Сергей невесело, покривлёнными губами улыбнулся, ответа не ждал:
– Но для нашей диковинной русской души, братья мои, всечасно отягощённой грусть-печалями и неотвязными думами, и не только и не столько о себе, любимом, но и о многом чём ещё в этом капризном и злокозненном мире, нет, понял я через годы, нет и нет для неё, для нашей отзывчивой и совестливой русской души, лёгких, тем более игривых, в какой-нибудь многоцветной сказочности дорог и путей, хоть к счастью, хоть к лиху не вели бы они человека.
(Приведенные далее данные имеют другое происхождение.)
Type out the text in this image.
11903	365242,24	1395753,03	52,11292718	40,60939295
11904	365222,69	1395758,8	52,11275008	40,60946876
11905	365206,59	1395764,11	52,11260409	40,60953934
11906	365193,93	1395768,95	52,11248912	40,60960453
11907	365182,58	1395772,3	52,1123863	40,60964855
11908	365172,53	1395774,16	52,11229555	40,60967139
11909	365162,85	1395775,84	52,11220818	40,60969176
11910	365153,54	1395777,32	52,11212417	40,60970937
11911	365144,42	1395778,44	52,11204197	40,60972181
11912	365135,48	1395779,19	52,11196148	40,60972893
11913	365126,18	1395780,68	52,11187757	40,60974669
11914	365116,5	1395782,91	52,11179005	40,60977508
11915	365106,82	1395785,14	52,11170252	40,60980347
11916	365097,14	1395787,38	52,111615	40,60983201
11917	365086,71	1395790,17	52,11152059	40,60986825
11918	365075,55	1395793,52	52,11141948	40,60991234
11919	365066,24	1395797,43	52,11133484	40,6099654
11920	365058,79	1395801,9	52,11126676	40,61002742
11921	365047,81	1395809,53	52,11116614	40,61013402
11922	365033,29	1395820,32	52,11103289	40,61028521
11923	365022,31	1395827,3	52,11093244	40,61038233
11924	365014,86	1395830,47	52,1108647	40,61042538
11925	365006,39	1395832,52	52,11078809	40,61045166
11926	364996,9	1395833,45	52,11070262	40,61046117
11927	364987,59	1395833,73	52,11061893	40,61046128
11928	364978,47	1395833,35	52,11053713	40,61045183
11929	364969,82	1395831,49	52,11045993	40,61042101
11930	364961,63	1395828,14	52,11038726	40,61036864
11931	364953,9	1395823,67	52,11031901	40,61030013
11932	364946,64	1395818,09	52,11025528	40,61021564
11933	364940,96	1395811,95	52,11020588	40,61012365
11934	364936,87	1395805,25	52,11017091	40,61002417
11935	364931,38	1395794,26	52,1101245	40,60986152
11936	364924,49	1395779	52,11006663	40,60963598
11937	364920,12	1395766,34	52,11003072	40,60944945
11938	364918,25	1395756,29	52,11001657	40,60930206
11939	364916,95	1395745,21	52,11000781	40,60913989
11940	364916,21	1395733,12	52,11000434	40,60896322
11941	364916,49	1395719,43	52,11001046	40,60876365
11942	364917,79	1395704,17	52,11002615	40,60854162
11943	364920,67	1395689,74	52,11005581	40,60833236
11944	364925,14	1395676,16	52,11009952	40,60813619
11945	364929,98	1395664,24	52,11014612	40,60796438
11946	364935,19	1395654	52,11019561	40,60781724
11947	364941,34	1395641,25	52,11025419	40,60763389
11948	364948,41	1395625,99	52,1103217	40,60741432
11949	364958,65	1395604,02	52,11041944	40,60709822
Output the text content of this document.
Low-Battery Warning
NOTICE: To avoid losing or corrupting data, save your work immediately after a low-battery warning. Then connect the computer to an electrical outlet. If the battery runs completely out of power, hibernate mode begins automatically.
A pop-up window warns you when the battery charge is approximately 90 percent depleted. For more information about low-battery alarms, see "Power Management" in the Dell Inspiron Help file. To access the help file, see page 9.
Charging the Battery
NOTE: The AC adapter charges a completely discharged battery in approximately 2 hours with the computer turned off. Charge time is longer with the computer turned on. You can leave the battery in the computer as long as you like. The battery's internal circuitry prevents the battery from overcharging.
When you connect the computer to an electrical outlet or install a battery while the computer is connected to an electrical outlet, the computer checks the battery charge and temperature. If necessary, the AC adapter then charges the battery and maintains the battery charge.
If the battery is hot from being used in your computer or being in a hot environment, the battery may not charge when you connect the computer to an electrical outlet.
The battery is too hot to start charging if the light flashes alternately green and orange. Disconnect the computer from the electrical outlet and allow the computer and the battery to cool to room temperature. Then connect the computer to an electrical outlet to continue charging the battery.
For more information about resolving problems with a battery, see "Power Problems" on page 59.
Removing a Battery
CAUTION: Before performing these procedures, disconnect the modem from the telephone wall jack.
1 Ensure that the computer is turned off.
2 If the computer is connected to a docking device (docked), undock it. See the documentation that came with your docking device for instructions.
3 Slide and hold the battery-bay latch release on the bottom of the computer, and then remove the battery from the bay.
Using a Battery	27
Что говорить, жил-поживал я тогда, говоря словечками одной деревенской песенки, забавляючись, игривисто да кучерявисто. Перебирал в руках наливные яблочки жизни, кушал их в наслаждении, делился с кем хотел. Однако!.. Что называется – скажи-ка, брат Петруня! – недолго музыка играла, недолго фраер танцевал. Нежданно-негаданно заворотило на одном из крутых поворотов мою оглоблю на птице тройке и – понёсся я куда-то вниз, в тартарары. Ткнуло меня моим
Сергей замолчал, опустил голову, поматывал ею.
– Потом что-то страшное с тобой случилось? – спросил Афанасий Ильич с участием и даже тревогой.
– Не то слово, Афанасий.
– Сам страшным стал? Чёртом, на.
– Не то слово, многоуважаемый брат Петруня.
– Не тяни! Люблю страшные сказки, на.